Riyadh: Tens of thousands of mosques across Saudi Arabia reopened yesterday for the first time in more than two months, with worshipers ordered to follow strict guidelines to prevent the spread of the coronavirus as Islam’s holiest site in Mecca remained closed to the public.
The Al Aqsa Mosque in Jerusalem also reopened for prayers for the first time since it was closed in mid-March.
In Saudi Arabia, the government prepared for the reopening of around 90,000 mosques after sanitising prayer rugs, washrooms and shelves holding copies of the Quran.

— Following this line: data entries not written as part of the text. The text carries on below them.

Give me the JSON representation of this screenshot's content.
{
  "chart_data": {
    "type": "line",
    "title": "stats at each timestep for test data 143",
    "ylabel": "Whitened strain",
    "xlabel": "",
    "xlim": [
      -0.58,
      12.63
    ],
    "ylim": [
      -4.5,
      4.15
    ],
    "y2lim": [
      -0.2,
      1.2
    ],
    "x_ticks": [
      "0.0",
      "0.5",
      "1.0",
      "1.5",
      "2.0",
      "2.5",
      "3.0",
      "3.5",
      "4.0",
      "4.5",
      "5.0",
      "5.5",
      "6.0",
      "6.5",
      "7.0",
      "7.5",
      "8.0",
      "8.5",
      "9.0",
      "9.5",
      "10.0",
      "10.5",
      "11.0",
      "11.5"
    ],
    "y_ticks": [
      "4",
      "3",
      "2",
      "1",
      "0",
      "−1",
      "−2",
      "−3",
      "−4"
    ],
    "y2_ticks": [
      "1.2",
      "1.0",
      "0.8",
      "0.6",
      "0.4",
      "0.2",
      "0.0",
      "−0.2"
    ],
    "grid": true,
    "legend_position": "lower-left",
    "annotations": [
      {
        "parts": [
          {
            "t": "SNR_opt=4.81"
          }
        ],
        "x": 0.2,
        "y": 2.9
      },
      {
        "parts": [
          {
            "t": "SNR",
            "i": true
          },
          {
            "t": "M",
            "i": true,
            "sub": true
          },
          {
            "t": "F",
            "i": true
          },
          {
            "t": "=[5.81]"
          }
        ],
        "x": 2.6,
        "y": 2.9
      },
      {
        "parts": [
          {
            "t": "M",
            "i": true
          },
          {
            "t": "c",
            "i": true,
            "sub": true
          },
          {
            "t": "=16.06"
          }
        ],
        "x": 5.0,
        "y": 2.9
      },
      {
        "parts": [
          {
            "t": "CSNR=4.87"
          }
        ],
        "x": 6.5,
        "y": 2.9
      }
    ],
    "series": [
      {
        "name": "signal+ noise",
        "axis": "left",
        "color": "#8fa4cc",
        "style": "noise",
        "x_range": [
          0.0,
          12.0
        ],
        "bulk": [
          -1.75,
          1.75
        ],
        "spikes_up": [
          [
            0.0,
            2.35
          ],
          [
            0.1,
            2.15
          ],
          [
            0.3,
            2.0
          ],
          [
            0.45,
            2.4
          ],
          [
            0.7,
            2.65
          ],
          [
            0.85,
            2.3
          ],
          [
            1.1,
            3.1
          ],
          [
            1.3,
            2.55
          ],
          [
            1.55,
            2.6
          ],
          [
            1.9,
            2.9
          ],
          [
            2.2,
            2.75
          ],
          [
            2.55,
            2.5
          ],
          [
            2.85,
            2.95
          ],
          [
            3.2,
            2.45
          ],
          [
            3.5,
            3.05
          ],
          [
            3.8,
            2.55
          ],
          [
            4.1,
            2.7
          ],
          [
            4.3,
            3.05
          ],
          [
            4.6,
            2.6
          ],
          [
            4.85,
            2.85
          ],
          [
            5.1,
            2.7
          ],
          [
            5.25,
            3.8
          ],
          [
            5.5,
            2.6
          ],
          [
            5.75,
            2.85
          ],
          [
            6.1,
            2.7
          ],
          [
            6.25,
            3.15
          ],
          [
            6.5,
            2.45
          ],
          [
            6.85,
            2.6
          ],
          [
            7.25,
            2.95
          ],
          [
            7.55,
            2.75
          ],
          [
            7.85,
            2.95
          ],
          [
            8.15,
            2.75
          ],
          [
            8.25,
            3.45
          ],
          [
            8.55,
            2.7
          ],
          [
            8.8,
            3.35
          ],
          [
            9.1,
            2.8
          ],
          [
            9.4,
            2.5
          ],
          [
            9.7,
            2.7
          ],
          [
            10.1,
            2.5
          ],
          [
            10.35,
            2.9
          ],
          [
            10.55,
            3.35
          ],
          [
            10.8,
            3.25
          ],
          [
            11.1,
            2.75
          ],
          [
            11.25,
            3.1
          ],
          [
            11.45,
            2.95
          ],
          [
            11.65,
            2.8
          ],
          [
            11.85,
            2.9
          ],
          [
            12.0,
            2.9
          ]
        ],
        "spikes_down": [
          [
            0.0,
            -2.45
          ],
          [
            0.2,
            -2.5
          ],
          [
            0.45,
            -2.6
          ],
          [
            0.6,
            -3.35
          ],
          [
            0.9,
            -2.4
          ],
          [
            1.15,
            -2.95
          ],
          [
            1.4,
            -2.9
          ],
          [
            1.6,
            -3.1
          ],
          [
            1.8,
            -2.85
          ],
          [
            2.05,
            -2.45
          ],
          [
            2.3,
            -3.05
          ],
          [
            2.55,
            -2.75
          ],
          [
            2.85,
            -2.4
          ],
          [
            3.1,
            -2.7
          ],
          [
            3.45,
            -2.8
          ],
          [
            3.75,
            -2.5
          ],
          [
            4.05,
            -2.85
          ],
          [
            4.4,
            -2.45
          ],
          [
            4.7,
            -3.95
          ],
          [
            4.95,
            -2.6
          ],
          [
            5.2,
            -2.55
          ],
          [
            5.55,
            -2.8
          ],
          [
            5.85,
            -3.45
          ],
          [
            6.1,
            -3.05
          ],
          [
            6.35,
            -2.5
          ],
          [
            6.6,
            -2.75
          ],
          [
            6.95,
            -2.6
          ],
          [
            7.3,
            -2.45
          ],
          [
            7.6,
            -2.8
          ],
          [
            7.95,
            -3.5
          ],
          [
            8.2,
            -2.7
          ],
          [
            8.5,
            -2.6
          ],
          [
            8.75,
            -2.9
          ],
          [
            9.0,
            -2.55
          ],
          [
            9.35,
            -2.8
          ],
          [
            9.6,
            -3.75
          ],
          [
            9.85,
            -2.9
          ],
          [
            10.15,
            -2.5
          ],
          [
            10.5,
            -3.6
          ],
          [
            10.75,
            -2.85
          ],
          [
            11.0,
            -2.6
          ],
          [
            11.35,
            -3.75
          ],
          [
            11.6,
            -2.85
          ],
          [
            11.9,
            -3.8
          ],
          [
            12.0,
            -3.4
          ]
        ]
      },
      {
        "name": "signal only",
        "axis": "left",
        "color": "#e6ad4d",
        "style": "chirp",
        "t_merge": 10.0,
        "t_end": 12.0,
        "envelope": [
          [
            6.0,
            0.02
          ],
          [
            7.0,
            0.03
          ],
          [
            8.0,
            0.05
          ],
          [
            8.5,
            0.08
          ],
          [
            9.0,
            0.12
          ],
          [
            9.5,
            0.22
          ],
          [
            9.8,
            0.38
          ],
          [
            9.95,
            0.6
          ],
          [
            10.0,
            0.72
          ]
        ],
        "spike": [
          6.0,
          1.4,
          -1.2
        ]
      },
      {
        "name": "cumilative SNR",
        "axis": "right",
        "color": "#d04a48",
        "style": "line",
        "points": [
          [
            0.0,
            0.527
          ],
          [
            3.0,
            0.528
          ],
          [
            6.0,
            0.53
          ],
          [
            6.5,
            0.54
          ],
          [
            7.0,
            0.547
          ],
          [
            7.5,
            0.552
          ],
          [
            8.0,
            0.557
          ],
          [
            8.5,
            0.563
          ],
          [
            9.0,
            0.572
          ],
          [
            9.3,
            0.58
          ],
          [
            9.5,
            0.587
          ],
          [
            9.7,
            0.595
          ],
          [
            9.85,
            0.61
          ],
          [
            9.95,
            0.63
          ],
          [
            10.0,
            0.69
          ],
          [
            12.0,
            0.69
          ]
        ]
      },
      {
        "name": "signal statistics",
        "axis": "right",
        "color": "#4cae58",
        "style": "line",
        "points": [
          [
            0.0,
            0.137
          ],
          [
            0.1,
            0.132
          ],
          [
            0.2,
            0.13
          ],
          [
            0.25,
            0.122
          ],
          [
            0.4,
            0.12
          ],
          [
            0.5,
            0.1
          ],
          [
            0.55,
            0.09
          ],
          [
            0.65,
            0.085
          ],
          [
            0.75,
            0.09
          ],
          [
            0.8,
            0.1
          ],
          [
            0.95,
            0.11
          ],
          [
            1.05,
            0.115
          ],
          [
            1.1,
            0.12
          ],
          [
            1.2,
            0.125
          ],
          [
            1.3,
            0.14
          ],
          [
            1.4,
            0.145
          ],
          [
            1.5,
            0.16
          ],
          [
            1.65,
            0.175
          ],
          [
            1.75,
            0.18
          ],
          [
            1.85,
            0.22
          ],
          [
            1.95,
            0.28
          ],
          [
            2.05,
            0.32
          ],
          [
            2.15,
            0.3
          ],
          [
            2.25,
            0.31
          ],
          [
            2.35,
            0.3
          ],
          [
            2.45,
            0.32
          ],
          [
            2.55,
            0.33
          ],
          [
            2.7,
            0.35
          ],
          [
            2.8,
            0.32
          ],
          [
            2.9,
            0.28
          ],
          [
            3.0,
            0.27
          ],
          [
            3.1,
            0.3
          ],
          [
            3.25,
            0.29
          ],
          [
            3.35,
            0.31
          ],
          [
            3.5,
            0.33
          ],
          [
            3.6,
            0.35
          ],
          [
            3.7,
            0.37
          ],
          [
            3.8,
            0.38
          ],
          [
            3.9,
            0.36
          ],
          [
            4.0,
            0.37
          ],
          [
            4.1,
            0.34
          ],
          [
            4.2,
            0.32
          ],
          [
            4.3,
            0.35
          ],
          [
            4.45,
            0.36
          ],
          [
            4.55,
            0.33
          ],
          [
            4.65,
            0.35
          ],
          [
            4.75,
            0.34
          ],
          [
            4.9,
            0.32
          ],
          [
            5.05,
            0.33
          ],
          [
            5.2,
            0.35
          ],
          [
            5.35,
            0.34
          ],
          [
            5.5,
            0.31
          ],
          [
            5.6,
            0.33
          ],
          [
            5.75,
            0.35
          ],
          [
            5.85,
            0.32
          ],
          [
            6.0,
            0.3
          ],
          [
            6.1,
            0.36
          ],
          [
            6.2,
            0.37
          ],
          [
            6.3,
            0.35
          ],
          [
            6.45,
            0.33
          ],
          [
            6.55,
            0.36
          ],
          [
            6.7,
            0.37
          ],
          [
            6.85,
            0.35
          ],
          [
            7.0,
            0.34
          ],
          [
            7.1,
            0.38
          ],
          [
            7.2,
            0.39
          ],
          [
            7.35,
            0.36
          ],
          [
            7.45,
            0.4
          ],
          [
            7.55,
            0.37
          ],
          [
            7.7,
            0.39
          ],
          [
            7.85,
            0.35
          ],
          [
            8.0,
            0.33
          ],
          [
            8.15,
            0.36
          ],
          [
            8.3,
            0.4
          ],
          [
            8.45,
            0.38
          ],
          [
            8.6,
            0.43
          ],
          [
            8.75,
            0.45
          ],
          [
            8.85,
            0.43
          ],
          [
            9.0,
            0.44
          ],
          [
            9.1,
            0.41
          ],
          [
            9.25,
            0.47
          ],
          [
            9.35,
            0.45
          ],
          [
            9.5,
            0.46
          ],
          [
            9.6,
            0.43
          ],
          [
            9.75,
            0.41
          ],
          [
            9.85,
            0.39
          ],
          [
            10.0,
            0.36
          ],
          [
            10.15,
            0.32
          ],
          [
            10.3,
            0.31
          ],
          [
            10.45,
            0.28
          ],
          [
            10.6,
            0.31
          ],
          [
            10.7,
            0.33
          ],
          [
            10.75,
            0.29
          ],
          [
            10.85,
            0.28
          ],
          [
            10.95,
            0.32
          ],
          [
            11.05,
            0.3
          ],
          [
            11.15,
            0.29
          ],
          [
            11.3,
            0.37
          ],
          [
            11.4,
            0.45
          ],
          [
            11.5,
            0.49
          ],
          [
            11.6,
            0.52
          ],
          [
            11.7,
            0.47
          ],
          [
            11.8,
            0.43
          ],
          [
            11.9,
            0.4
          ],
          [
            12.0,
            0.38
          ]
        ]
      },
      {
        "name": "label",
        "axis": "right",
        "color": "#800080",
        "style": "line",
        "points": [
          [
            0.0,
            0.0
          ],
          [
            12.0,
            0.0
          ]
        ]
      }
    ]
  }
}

The Ministry of Islamic Affairs said millions of text messages were sent to people in multiple languages to inform them about the new rules for public prayer, which include keeping a two-metre (six-foot) distance between people during prayer, wearing face masks at all times and abstaining from greeting one another with handshakes or hugs.
Children under 15 years old were not being allowed inside mosques. The elderly and those with chronic conditions were being told to pray at home. People are also being advised to perform the mandatory ablution at home since washrooms at mosques will be closed, to use hand sanitisers and to bring their own prayer rugs and copies of the Quran.
The restrictions call for mosques to open just 15 minutes before each of the five daily prayers and to close 10 minutes after they conclude. Friday sermons and prayers are to last no longer than 15 minutes.
Yesterday, Saudi Arabia also lifted a ban on domestic air travel and permitted some public sector workers to resume office work again, though full attendance will not be allowed until mid-June.
The new measures come as Saudi Arabia and other countries around the world begin to loosen restrictions and stay-at-home orders following weeks of curfews and lockdowns.
However, the Grand Mosque in Mecca will remain closed to the public. The city has been under a strict lockdown for several weeks. The mosque in Medina where the Prophet Muhammad is buried will be partially opened to the public to pray outside.
The continued closure of Mecca points to the increasing likelihood that the kingdom may suspend this year’s annual Haj pilgrimage, which falls in late July. Already, a senior Saudi official has told prospective pilgrims not to plan for the Haj this year amid the global pandemic.